2) A second example is when Martin Amis complained about ‘honour killing’, saying that multiculturalism had meant allowing outrageous forms of behaviour purely on the grounds that it could be traced to someone’s tradition, a form of religious piety or ethnic ritual. He assumed, incorrectly, that honour killing is a particularly Islamic form of behaviour. It is not. It is a form of patriarchal violence that is practised in numerous countries, from Latin America to Europe to south Asia. It is sometimes called dowry killing; sometimes called a ‘crime of passion’; and sometimes it’s just known as murdering your spouse, two cases of which take place every week in the UK. But, again, he repeated this nonsensical claim that multiculturalism means tolerating murder – repeat and underline, it’s not tolerated, it’s against the law.

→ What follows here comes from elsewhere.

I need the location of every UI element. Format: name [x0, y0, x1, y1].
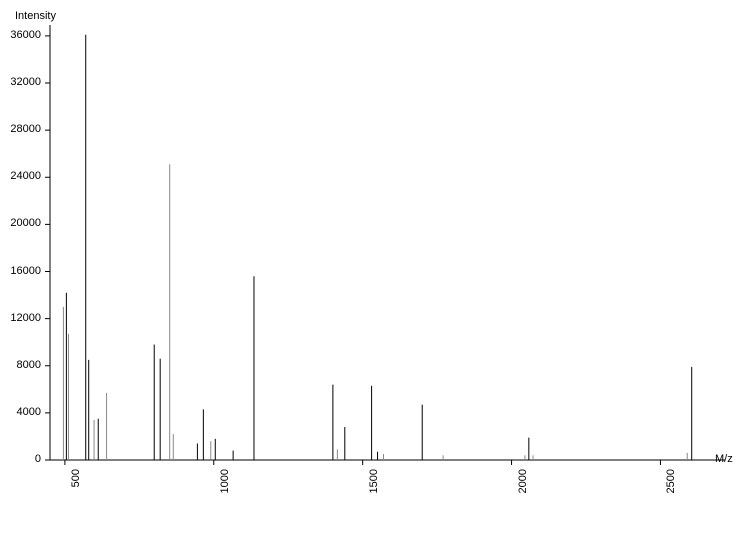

What’s interesting about these examples, and what they say about the critique of multiculturalism that is coming alongside anti-Muslim racism, is that this partakes of the very static and essentialist account of culture that official multiculturalism of the kind pursued in the 1980s and 1990s, helped produce.
The confusion which enables people like Liddle and Amis to spout this kind of hysterical racist nonsense, while professing to be anti-racist, partly results from the exaggeration of the role of biology in racist ideology. Historically, cultural tropes have always been built in to racist ideology. Many variants of Enlightenment racism were explicitly culturalist rather than biological, but even those forms of racism that have historically privileged some idea of the biological race have always supplemented it with cultural stereotyping and essentialism – from wily Orientals, to avaricious Jews, to violent African Americans. More to the point, the way in which ‘race’ was constructed as a political category had surprisingly little to do with biological notions of race.